# Getting rid of barn flies?



## Ray MacDonald (Dec 27, 2009)

We get these tiny tiny flys that never seem to go away in my horses stalls. The stalls are completely wooden so even when I strip the stalls there is obviously still some muck on the wood. 

But there are like 100000000 tiny tiny flies that don't go away, any ideas like a spray of something to get rid of them?


----------



## boots (Jan 16, 2012)

Your area extension office can help you. They sometimes have a line on what's working best on the type you have. Bring a few in a baggie or jar.

I would spray, but there are other options, too. You are never going to completely remove all of their food source, so just do your best in that area.


----------



## Ray MacDonald (Dec 27, 2009)

Yeah I was just thinking of like vinegar and water or something lol


----------



## Blue (Sep 4, 2011)

Vinegar and water will deter them temporarily, but may also irritate your horses nose.
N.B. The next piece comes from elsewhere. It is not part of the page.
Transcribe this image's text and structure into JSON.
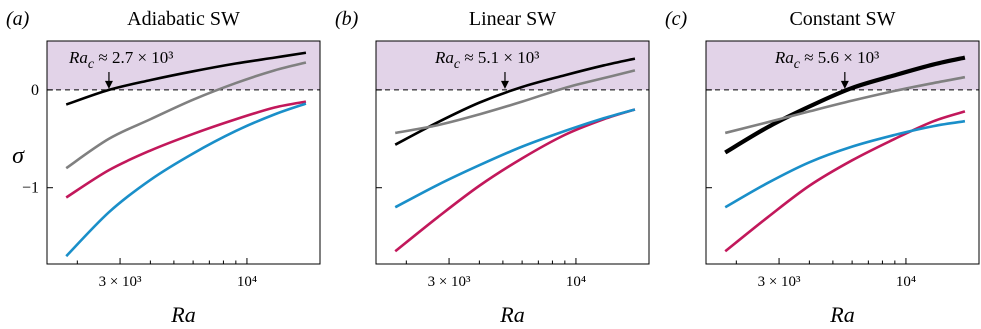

I add vinegar to their water troughs, but that's about it. Have you tried sprinkling diatomaceous earth (DE)? I use it on my manure pile and works wonders. Have to do it daily though. Call your local environmental office and find out what flies are prevalent in your area this year. They may have input.


----------



## BugZapper89 (Jun 30, 2014)

I had a bug mister system installed about ten years ago. Some of the best money I ever spent


----------



## Blue (Sep 4, 2011)

Do tell. I would like to hear more about this bug mister system.


----------



## sarahfromsc (Sep 22, 2013)

Like a mister system!


----------



## stevenson (Sep 12, 2011)

My hubby wanted to put in a mist system that included bug spray , but I worried it would get into the feed, eyes, and water troughs.


----------



## SummerShy (Aug 3, 2014)

We hang those bell jar looking things with the liquid and those catch up DOZENS and DOZENS of the little ******s. Hang a few and keep up with replacing them. Do you have any trash or anything else particularly attractive you can do something about? Just keep up with maintenance and you'll at least reduce them significantly.


----------



## BugZapper89 (Jun 30, 2014)

Yes it is a Mister System. I do believe you can purchase the same type systems from Valley Vet and Country Supply. The chemicals run me about $300 per year. My barn is bug free. Each stall has a mister nozzle and then I have them down the center and at all doors. During the winter, I switch over to a deodorizer which keeps my barn smelling clean and fresh , even when closed up for weeks on end.


----------



## stevenson (Sep 12, 2011)

are you talking about the Country Vet type of misters ? runs off batteries , and you put the the little spray can in it ? Or something more complex ?


----------



## BugZapper89 (Jun 30, 2014)

No it's a 55 gallon drum with a pump, timer , and tubing with nozzles run.


----------



## Saddlebag (Jan 17, 2011)

Konk makes food grade spray for restaurants. The dispenser runs about $70 (where I live) and two cans last thro the worst of the bug season. It runs on batteries and administers a quick shot every 5 minutes or so. The dispenser is 10 yrs old and still working well. Very simple mechanism.


----------